Los estados del sur de Alemania se alistaron en el bando de Prusia en la guerra y, tras la victoria, hicieron parte de la unificación de todos los estados alemanes (excepto Austria) en la Alemania moderna.

Punto seguido

Una vez proclamado el Imperio, Bismark asumió el cargo de canciller y lideró la nueva Alemania industrializada, logrando permanecer en el poder durante dos décadas más.

Su prestigio era enorme.
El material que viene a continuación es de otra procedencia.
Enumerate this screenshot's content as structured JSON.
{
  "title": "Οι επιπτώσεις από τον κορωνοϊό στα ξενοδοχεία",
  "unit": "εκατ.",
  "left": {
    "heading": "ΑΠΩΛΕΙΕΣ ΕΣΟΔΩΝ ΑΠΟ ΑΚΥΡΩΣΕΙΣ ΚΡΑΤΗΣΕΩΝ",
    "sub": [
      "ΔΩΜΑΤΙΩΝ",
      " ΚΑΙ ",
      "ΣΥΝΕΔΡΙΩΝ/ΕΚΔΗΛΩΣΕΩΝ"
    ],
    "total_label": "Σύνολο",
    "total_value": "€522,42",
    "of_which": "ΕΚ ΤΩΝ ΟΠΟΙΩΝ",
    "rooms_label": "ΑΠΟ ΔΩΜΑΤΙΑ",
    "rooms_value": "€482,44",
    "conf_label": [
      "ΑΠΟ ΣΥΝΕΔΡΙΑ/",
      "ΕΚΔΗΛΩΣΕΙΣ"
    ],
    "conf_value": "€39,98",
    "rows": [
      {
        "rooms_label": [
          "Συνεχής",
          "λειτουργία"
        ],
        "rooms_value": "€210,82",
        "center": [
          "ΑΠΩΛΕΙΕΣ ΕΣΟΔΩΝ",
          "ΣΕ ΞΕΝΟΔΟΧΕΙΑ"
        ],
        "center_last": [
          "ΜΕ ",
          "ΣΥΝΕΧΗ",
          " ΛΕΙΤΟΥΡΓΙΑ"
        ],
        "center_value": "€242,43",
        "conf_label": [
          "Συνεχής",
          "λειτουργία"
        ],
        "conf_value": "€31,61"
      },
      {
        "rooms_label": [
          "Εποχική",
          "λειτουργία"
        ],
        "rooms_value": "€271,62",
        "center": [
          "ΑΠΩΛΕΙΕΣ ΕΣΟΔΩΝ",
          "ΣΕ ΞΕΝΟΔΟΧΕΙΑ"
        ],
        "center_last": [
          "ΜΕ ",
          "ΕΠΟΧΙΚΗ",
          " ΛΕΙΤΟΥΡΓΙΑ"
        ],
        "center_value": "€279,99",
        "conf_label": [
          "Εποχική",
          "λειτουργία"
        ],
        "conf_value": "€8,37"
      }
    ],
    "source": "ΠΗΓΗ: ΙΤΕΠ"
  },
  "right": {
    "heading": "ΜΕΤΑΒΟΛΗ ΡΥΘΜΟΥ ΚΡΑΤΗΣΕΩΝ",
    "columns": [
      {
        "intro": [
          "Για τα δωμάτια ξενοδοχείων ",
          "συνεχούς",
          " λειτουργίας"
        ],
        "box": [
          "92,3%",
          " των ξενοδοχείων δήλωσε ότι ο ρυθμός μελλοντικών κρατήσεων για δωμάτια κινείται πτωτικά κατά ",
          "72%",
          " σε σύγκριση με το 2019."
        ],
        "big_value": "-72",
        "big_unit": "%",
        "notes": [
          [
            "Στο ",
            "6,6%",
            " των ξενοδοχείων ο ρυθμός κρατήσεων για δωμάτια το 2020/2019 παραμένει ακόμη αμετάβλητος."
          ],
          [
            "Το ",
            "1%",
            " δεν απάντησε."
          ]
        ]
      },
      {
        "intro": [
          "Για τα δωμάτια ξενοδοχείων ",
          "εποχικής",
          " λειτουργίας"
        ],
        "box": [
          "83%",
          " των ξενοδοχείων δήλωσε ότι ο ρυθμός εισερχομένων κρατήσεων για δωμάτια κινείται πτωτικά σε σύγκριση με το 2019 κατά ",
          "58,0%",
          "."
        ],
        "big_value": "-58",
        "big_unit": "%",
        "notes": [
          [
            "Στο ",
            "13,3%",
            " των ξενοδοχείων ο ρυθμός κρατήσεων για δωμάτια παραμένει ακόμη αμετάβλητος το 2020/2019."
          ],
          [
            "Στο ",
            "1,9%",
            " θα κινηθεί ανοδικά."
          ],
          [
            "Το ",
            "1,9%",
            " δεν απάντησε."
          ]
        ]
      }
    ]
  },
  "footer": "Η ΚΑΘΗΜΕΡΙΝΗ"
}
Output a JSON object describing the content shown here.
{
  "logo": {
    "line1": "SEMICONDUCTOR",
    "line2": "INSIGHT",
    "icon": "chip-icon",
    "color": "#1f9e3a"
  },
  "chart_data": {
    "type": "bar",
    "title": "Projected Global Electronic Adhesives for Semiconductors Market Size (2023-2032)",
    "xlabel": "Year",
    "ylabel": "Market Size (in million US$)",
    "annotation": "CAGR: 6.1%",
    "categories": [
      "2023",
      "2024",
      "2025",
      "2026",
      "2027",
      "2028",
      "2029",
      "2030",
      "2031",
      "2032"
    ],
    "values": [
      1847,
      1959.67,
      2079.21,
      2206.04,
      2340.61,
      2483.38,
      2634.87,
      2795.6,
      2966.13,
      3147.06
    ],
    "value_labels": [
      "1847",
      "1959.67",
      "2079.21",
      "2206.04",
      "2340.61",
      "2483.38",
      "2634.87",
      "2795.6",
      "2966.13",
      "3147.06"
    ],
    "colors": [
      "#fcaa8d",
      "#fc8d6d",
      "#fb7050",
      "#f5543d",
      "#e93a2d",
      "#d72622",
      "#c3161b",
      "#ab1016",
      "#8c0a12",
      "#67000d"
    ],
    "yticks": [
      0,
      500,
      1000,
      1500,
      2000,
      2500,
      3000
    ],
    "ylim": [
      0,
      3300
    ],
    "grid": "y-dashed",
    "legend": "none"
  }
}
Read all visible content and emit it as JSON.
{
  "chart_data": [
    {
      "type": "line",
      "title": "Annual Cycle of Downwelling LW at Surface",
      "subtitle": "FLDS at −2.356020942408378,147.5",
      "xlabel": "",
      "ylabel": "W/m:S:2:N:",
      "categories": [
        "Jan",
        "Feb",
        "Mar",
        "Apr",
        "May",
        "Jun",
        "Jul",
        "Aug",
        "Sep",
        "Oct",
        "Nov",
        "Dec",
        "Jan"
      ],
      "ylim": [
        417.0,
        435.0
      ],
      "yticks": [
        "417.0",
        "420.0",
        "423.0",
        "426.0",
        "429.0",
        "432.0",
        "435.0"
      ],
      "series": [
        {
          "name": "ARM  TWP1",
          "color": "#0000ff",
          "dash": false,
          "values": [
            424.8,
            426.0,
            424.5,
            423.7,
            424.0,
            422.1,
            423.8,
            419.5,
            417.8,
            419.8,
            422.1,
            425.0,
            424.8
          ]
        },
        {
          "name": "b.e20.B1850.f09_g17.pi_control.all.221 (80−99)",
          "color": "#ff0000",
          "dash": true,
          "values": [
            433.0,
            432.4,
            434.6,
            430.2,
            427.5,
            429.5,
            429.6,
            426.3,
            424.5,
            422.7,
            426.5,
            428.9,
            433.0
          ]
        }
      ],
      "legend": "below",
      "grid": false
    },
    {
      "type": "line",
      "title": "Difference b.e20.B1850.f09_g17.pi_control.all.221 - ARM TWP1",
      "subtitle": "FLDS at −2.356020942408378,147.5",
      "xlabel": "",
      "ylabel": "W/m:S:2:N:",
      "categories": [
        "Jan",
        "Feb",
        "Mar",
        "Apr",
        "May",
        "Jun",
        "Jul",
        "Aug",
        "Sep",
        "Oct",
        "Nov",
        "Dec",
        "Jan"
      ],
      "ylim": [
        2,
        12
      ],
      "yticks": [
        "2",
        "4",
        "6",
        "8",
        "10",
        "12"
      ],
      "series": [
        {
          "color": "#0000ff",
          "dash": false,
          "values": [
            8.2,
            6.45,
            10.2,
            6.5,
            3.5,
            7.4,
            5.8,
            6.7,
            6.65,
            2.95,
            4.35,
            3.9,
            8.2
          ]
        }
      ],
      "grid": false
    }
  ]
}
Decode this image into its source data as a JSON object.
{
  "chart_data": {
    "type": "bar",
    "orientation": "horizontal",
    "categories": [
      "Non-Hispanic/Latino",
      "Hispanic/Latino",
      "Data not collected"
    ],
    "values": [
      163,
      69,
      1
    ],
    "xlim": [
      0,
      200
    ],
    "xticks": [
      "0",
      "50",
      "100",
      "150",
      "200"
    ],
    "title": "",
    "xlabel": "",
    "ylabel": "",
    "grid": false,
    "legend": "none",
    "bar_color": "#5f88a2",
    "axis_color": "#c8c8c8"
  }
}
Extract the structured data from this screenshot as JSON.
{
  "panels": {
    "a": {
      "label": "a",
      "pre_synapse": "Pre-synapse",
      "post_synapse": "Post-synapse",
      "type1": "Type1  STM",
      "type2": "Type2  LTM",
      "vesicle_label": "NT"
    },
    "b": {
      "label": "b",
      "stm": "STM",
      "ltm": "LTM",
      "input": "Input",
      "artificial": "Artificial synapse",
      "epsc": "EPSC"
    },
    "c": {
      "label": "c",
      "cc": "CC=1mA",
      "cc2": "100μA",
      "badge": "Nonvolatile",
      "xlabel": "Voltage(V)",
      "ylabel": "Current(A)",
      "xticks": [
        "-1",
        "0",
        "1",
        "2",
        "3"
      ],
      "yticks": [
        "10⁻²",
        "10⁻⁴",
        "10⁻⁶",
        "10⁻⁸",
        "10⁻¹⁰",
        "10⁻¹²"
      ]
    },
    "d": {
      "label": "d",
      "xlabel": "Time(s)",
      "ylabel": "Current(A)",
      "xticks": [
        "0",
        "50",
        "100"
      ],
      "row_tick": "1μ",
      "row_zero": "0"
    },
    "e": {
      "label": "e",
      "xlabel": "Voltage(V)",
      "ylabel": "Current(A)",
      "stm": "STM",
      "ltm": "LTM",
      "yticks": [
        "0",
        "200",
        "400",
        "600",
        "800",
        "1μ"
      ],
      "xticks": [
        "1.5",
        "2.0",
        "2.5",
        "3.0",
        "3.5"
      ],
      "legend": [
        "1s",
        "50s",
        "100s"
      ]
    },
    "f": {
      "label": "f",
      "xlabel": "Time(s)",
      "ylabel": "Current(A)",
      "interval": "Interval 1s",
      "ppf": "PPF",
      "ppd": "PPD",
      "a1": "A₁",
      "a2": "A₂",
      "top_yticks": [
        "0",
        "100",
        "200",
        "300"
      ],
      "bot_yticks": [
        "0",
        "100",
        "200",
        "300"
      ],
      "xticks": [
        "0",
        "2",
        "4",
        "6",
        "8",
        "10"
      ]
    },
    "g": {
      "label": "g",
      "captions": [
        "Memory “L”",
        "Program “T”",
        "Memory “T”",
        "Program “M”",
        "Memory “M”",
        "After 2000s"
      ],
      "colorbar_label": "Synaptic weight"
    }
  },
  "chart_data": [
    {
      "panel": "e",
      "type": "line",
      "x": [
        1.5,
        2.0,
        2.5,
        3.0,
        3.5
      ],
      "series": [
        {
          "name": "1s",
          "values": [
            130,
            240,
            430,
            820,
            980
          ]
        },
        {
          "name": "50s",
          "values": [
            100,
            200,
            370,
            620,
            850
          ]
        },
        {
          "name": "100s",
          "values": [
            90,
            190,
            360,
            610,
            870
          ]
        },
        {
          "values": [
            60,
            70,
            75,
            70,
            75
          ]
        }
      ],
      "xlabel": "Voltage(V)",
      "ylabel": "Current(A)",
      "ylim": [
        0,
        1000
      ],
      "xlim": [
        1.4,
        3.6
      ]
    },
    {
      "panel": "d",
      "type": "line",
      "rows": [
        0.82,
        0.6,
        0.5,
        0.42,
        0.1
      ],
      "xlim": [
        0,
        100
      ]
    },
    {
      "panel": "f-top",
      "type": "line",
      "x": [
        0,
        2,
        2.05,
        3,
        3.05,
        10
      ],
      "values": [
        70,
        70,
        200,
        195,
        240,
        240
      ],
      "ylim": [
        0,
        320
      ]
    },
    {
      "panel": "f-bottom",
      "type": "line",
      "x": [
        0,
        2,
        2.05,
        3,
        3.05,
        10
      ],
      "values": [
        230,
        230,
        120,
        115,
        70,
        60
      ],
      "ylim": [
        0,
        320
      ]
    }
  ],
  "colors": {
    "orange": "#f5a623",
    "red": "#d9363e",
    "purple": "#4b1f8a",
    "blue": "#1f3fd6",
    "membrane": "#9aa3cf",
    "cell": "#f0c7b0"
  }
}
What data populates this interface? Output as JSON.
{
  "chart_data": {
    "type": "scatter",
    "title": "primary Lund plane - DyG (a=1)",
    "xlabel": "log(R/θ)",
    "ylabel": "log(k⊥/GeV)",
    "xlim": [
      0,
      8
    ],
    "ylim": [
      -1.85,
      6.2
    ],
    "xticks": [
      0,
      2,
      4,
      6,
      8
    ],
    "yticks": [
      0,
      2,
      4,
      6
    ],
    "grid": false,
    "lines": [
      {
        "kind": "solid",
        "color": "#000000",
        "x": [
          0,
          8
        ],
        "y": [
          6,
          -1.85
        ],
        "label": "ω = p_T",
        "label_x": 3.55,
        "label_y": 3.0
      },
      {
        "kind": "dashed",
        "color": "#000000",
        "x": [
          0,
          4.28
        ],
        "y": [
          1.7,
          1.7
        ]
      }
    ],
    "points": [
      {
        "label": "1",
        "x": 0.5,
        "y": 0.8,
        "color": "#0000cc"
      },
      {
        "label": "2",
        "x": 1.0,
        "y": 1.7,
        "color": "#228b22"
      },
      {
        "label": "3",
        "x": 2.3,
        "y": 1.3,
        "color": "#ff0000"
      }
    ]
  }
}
En cuestión de seis años, había obtenido tres grandes victorias y había fundado el Reich.

Gracias a la constitución alemana, no tenía que preocuparse por complacer a la población; su cancillería había sido aprobada por Guillermo I, un emperador al que él manejaba a su gusto.

Sus políticas como canciller estuvieron dirigidas a mantener unido al Estado recién formado frente a las divisiones religiosas, políticas y sociales.

Uno de sus problemas, sin embargo, era la popularidad de los socialistas, que intentó en vano menguar por medio de leyes y medidas en su contra, hasta que se le ocurrió un método mejor: vencerlos utilizando las mismas herramientas que ellos.

Así, por ejemplo, se les adelantó creando el Krankenversicherungsgesetz o ley de seguro médico, el primer sistema de este tipo a nivel nacional del mundo.

Por otro lado, tejió una intrincada red de conexiones de política exterior en Europa que permitió que el nuevo Estado alemán se convirtiera en una entidad respetada en el continente.

Pero también era conocido por sus tácticas despiadadas, ignorando las instituciones democráticas, incursionando en la política sucia, con filtraciones a la prensa y sobornos a los periodistas.

Recurrió a medidas de represión de minorías como los católicos y a severos métodos para "germanizar" a los polacos, daneses y franceses que terminaron dentro de las nuevas fronteras.

Dejó el poder en 1890 y para cuando murió, ocho años más tarde, era un hombre amargado.

Sus sucesores habían permitido que el nuevo káiser alemán, Guillermo II, un gobernante torpe e inmaduro, dirigiera la política y las tensiones en Europa habían aumentado, amenazando con hundir a la recién formada Alemania.

Pero Bismarck había inspirado un culto que perduraría mucho después de su muerte.

Hay unos 10.000 lugares en el mundo con una referencia en su honor, desde estatuas y monumentos, hasta ciudades -Bismarck, Dakota del Norte, EE.UU.-, plazas -como la de Dar es-Salaam- y hasta montañas -la cordillera de Bismarck en Papúa Nueva Guinea- con su nombre.

Hasta el día de hoy, hay quienes lo siguen considerando un estadista brillante.